Zak: Most definitely. When a student has control over their own learning, you drive engagement. When they feel ownership, they feel pride, and they can have success and that’s what we’re here for.
Chris: Absolutely. So Zak, we’re going to just kind of wrap up. Again, I really want to thank you for sharing your thoughts and taking some time to have a chat with us today. I’m going to ask you one final question. This is kind of, more of a ‘touchy-feely’ kind of question, but how do you think education is going to change? How is it going to be different in a year from now or two years from now, based on what we’ve experienced over these last nine months?
Zak: I’m going to say: these are my hopes, this is my vision for where education’s going to go. Like you said, ‘touchy-feely’, right? We’re going to talk about hopes and dreams but I really hope that this change that we’ve been forced into, this crazy situation, is going to allow teachers to reevaluate how they do things. Shift away from these summative assessments that you know drive our education and move towards formative assessment. Assessment for learning, not of learning. How can we drive that forward? Again, using these rich tasks that I’m so enthusiastic about. Using those as formative assessment tools when those students talk to each other. Use that as an assessment basis. Have the students talk to one another, and you’re just facilitating the conversation. The teacher is along for the ride and the students are driving this whole education system that we have. So, that’s my hope, that we move away from the structure that we have now. This crazy time allows us a little leeway, a little bit of slack, if you will, to start experimenting and trying new things because the whole structure of education right now is different and new. So, let’s do different and new things within that structure.

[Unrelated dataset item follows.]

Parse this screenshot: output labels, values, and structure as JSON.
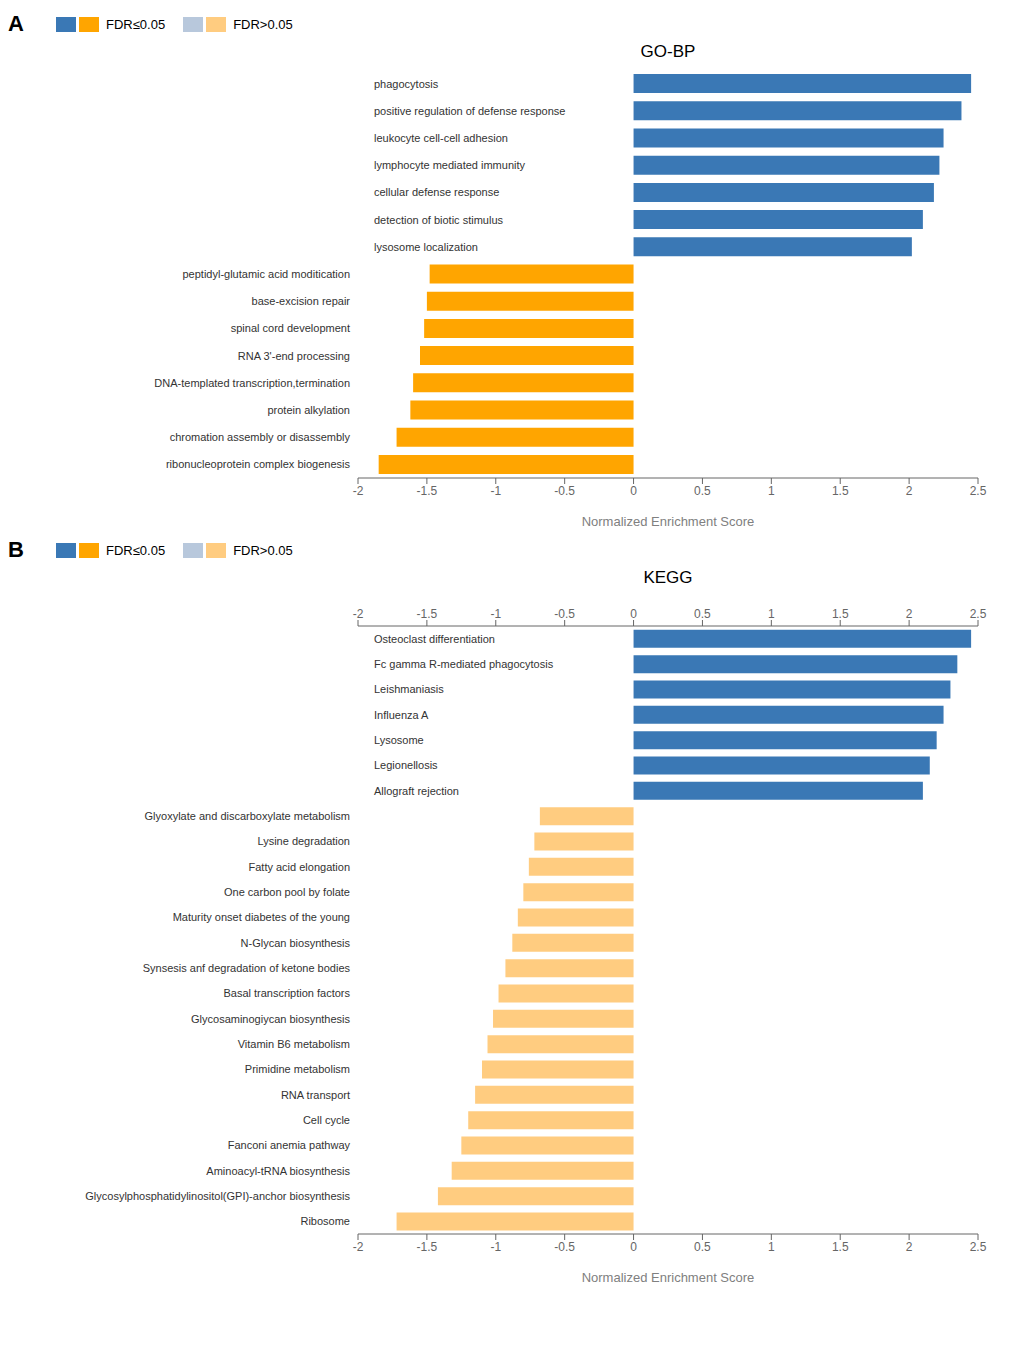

Chris: Absolutely, I mean if there was ever a time to change, it’s now. Or to try things out or see things differently in the educational world because it has been pretty static, you know, over the last decade or so, right? Where it is very much content delivery, you know, then you have your summative exam, your worksheets, your tests, your quizzes. So, seeing that shift, I’m on your boat. I’d love to to see that evolve as well.
Zak: That’s the hope. That’s the dream, right? Like you said, we’re going to take this obstacle and we’re going to turn it into an opportunity for growth.
Chris: Absolutely, absolutely. Well, those are wonderful words to end on Zak. Again, thanks so much for talking with us this morning and I really hope that you have a great end of the year. Stay safe, stay strong, stay hydrated, and good luck in the time to come, in this pandemic time. Things will change eventually, but now is where we really have to push through, eh? It’s the tough times, right now.
Zak: What do they say? ‘It’s always darkest before the dawn.’
Chris: Very true. Very true. All right my friend, you be good and we’ll talk soon. Thanks a lot.
Zak: Thanks for having me. It was a pleasure.